An Elephant can kill a human in seconds. For those who have not seen elephants up close, they are ferocious in combat. I've seen an elephant fed fruit in a bag and it was extremely vicious for those few seconds it takes for it to rip the bag open. It almost literally scared the crap out of some of the people who were nearby watching and caused them to jump back, it was that vicious in such a routine activity for the elephant.
A real life human in armor wouldn't stand a chance. There's a reason that Elephants were used as war mounts in India for millenium.
I feel that the large monsters that can pick up houses in D&D should be that way too.
For example, the Ogre (or whatever it was) in LotR. Slow moving, but when he hit a creature, even accidently, it went flying across a room and smashing into a wall.
That's what larger creatures should be, especially the non-slow moving ones.
Dragons that weigh 30,000 pounds should squash even an epic level PC to the ground under their claw for massive amounts of damage. But, the Epic level PC is still epic. That PC should while hurt, like Hercules be able to lift the massive claw off of him, or like the Gray Mouser, be able to squirm out from under, or like Gandalf fighting the Balrog, be able to use his magic to form a magical force shield. Still pinned to the ground by a dragon and able to use magic, but not killed.
The problem with 4E is that it has no flavor.
There's no GARGANTUAN in Gargantuan sized creatures.
There's no MAGIC in spell casters (everyone has similar level super powers).
Every foe is just another foe, size doesn't really matter and it should. Magic should REALLY matter, but it doesn't. Necrotic damage should be REALLY nasty and scary, but it isn't. It's just another form of damage.
There is no horror or threat or scare factor in 4E. It's flavorless because everything is so homogonized. There is no difference between unnamed damage and fire damage and necrotic damage, etc.
Granted, 3E and earlier versions had some of these same flaws as well, but not quite as bad in some areas. The goal to achieve balance in 4E, although well intended, has also trivialized and marginalized the game.
Save or die shouldn't exist. But, hit for 100 or even 150 points of damage at epic level should on occasion exist. Liches should scare the crap out of high level PCs. PCs should never consider taking on a Gargantuan Dragon without a lot of preparation. Demigods should be extra fast and scary and they should pull miracles out of their butts that startle even the most experienced PCs and players.
Enemy spell casters that bring down castles should exist on occasion. There should be serious threats. But most of the game system is "swing to hit", "do a relatively small amount of damage unless you are a Striker PC", next.
There's no mystical feel to the game mechanics. Everything is just another monster and there is no magic because everyone, PC or NPC, has powers.
It's not that larger creatures should all be Brutes. It's that larger creatures should be threatening, just because they are large. Larger creatures should be able to stampede a PC into a wall and flatten that PC. The player of that PC should be wary and cautious because of that.

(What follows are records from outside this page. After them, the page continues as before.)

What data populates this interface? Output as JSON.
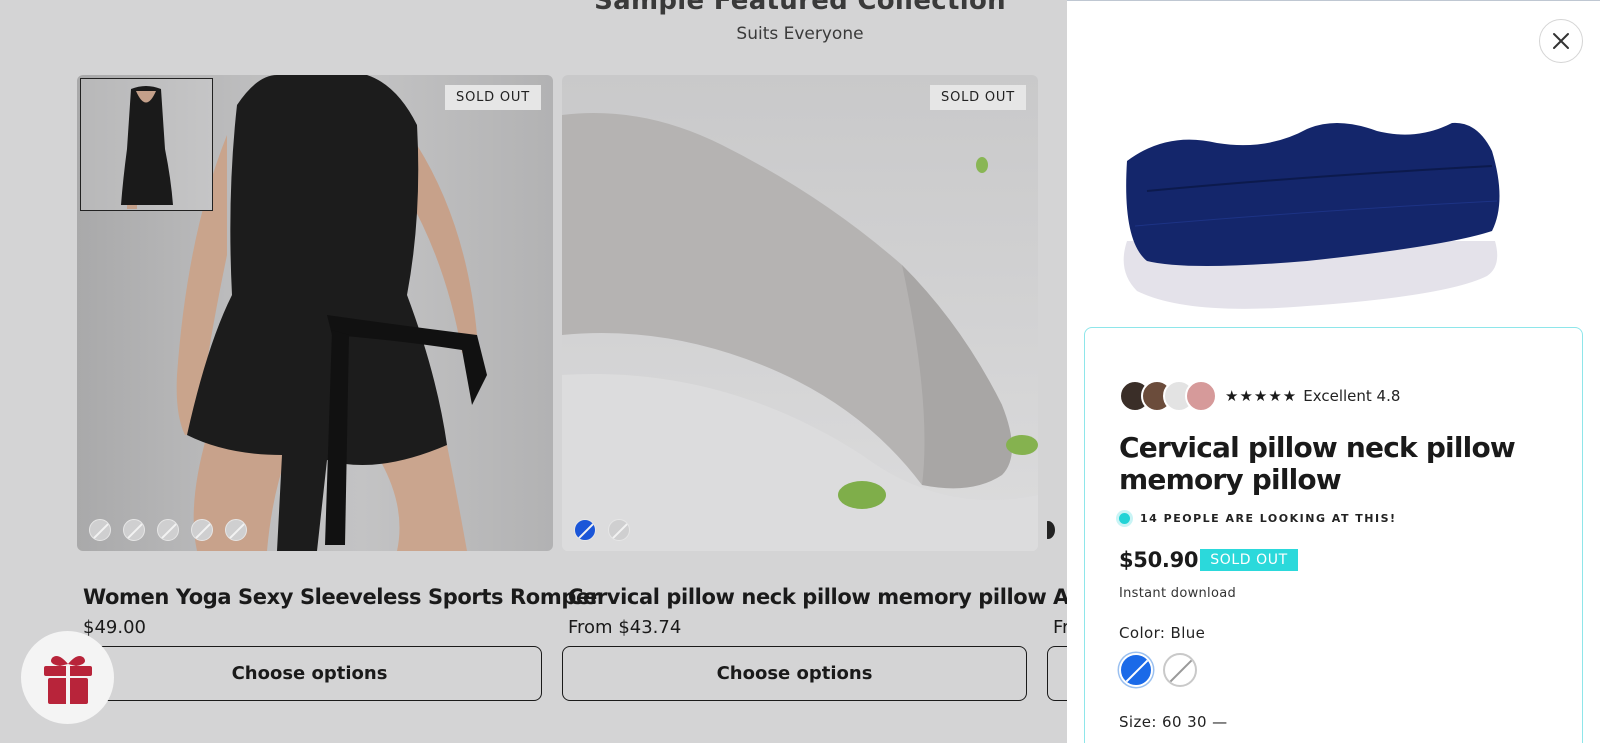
{
  "collection": {
    "heading": "Sample Featured Collection",
    "subheading": "Suits Everyone"
  },
  "products": [
    {
      "title": "Women Yoga Sexy Sleeveless Sports Romper",
      "price": "$49.00",
      "badge": "SOLD OUT",
      "button": "Choose options",
      "swatch_count": 5
    },
    {
      "title": "Cervical pillow neck pillow memory pillow",
      "price": "From $43.74",
      "badge": "SOLD OUT",
      "button": "Choose options"
    },
    {
      "title": "A",
      "price": "Fr"
    }
  ],
  "drawer": {
    "close_icon": "close-icon",
    "rating": {
      "stars": "★★★★★",
      "text": "Excellent 4.8"
    },
    "title": "Cervical pillow neck pillow memory pillow",
    "looking": "14 PEOPLE ARE LOOKING AT THIS!",
    "price": "$50.90",
    "sold_out": "SOLD OUT",
    "instant": "Instant download",
    "color_label": "Color: Blue",
    "colors": [
      "Blue",
      "White"
    ],
    "size_label": "Size: 60 30  —"
  },
  "colors": {
    "accent": "#2bd9db",
    "gift": "#b8243a",
    "pillow": "#14266b"
  }
}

Instead, larger creatures have no special abilities in these types of areas. They cannot just crush a PC, even though a Frost Giant should be able to grab a PC and rip it limb from limb or wrestle a PC to the ground with one hand. The threat is not there.

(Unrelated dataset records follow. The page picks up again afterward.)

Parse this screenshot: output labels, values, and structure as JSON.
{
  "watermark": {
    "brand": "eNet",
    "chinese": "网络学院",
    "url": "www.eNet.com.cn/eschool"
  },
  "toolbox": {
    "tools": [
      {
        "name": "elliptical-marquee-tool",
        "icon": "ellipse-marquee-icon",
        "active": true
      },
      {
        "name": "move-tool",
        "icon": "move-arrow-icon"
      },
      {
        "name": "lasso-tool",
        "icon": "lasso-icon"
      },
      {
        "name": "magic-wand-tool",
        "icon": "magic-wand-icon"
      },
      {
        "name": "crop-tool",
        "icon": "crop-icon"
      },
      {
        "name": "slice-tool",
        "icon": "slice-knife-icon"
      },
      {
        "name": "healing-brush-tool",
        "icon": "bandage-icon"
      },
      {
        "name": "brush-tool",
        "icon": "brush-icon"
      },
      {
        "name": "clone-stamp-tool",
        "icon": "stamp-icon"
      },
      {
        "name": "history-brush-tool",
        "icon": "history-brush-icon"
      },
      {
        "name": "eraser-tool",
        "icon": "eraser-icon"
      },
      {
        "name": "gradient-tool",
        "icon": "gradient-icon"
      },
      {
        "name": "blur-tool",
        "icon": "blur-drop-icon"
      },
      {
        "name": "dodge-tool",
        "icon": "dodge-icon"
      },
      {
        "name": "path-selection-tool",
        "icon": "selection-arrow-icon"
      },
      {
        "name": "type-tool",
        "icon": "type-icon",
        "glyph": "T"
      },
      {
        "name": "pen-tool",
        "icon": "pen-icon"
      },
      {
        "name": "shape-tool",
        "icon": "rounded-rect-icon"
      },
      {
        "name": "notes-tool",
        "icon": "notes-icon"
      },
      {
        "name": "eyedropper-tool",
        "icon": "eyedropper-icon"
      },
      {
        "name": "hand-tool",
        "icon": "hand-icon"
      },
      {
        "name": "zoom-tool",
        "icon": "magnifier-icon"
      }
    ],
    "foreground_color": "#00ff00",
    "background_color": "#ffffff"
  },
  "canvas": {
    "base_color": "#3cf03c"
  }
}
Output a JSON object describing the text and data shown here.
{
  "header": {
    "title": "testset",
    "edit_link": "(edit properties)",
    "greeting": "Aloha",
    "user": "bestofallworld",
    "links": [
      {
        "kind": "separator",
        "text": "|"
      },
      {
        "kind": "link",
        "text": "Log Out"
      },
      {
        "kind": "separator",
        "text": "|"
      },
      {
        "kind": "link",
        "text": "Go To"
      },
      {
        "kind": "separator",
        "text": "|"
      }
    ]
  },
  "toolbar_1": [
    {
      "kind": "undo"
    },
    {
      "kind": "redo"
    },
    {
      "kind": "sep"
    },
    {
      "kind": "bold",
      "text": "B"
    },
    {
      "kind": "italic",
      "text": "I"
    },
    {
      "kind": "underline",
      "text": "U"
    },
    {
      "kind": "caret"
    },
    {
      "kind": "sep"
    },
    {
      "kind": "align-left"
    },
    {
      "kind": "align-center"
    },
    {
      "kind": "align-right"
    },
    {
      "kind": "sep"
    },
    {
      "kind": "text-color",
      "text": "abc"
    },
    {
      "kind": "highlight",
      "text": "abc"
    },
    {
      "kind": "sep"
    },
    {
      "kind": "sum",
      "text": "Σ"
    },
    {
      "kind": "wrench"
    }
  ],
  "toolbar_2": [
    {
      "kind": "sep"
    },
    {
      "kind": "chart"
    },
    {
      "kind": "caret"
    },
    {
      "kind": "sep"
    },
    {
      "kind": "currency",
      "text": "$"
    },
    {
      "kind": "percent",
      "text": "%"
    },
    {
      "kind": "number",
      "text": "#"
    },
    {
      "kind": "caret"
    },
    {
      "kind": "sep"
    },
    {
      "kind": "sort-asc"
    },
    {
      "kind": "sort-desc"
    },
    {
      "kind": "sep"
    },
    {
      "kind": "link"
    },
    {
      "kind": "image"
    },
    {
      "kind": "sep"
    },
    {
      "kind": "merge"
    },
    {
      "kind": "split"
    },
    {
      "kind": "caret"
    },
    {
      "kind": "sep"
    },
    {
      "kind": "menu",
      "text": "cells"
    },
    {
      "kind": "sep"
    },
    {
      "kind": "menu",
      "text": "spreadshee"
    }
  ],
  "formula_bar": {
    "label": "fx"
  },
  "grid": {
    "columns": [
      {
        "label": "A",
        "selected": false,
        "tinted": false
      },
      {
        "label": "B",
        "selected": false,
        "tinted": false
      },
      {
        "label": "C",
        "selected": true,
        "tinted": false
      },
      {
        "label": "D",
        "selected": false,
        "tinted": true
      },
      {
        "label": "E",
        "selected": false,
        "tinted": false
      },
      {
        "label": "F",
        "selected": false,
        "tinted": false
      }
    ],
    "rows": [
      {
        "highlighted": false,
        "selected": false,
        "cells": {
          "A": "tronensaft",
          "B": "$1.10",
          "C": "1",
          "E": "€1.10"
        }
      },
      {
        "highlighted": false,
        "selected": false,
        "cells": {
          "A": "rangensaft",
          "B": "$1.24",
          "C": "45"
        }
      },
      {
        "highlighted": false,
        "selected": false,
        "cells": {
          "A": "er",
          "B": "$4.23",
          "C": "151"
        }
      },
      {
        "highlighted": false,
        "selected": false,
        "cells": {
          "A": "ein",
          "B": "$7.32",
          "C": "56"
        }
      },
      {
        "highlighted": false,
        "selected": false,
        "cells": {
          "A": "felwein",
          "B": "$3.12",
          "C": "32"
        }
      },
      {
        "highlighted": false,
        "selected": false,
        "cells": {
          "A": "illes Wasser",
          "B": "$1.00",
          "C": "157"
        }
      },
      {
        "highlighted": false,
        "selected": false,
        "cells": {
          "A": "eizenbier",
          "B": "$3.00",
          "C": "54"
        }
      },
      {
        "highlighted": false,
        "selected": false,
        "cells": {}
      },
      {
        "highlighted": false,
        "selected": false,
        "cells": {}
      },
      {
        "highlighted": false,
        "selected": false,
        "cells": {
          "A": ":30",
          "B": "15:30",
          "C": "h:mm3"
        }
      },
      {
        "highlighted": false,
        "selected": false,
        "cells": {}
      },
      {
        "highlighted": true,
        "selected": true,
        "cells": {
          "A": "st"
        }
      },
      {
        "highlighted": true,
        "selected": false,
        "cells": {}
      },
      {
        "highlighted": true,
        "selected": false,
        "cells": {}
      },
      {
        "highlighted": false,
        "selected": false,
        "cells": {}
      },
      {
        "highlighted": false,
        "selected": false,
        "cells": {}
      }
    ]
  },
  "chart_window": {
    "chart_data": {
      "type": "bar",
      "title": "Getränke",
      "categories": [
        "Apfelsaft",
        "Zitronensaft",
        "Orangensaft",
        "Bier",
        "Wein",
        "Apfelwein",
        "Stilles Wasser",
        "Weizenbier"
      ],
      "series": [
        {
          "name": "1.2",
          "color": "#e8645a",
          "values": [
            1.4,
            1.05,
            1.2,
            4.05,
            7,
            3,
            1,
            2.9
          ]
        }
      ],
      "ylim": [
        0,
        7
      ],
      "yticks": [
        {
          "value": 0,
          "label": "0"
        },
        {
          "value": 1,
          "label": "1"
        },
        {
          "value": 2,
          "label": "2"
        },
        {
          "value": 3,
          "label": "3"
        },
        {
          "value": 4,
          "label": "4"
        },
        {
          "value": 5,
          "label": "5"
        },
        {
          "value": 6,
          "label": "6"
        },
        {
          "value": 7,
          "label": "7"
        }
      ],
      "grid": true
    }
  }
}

The game mechanics do not match what the imagination of the players should allow for.
Epic should truly be Epic. Mountains blowing up and Rivers being diverted and a massive monster that can flatten an entire town in minutes by just moving through it.
That doesn't happen because large creatures are no tougher than their same level smaller counterparts and magic no longer has umph to it.
All in the name of the great god Balance, all praise to his name. Amen.